I actually need to replace my battery soon :/.
 

Deleted member 3010

User requested account closure
Banned
Oct 25, 2017
10,974
True, especially for phones.

Any other devices, like the Switch, a controller or something like that, you can at least remove the screws to access the battery, but fucking phones need you to blow heat to remove the screen and shit like that to remove the battery.

Last phone I manage to make last with batteries was the Nexus 4 and then it became too much of a clusterfuck to get involved. It's shame as those are the most expensive products out there, one SHOULD be able to replace the battery in those. :(

I now roll a Galaxy S6 for which the battery is starting to reach the tail end of it's life and I'm not opening this shit up, it's way too complicated.
 

Sunster

The Fallen
Oct 5, 2018
10,017
I hate it. I remember when you could replace batteries in your phone without paying 100+.

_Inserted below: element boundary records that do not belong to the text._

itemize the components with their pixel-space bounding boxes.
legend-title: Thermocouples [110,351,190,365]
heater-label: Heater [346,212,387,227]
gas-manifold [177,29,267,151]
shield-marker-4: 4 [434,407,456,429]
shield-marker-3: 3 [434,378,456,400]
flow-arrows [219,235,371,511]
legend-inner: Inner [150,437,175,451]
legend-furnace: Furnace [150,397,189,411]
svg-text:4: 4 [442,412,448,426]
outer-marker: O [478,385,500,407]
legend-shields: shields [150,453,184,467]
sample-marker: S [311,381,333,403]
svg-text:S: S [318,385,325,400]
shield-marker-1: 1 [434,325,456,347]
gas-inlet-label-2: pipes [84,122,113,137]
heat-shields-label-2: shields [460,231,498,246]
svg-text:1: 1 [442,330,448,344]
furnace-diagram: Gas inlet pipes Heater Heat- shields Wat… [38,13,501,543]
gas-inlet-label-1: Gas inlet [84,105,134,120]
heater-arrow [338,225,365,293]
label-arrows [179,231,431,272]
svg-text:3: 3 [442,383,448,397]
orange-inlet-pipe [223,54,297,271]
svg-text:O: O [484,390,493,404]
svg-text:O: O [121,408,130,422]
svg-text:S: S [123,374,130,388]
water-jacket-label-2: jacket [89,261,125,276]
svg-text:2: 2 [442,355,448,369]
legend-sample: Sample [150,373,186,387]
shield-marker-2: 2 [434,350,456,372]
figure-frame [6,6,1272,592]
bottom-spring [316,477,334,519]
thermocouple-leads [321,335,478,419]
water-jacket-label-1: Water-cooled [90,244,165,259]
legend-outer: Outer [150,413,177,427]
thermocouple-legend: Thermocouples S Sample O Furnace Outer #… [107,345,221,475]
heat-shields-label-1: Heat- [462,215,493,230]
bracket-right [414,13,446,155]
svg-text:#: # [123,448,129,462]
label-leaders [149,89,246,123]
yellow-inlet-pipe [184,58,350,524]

I actually need to replace my battery soon :/.
I bought a new battery for my iphone for $8 on Ebay. came with the necessary tools so install took just 20 minutes. voids your warranty tho...
 

Pargon

Member
Oct 27, 2017
12,020
Absolutely, I had a Pioneer XDP 300r (digital audio player), which was like $450....it was plugged in via USB to my PC. The battery literally expanded, and knocked out all the internal boards and the display screen came off. There was no way I could reach it and put things back into place as the screws are minuscule, and not meant to be user serviceable at all. I had to junk the whole thing.
This is how my last phone died. The battery, which was on its last legs as nowhere had replacements, expanded while charging and destroyed the device.
I would still have kept it around as a secondary phone if I could have swapped out the battery.

I do literally daily. iPhones are held up with glue and two screws on the bottom, androids usually can have their backplate popped off.
Modern phones are easy as fuck to disassemble.
It is an easy job for someone that services phones daily.
It's not something that most people will do. They'll either pay a big mark-up for someone else to do the job, or use it as an excuse to replace an aging phone.

If they could just pop the back off and swap out the battery for $15, people would be keeping their phones far longer.
Apple have lowered their prices recently, but $70 is enough that most people will think twice about whether they want to spend that much on an older device.

You can use them wired with a usb cable and no batteries
The USB port on DualShock 4 controllers is extremely fragile. None of my controllers will even charge via USB any more, and I had to buy the official dock which charges them via the connector on the bottom of the controller instead.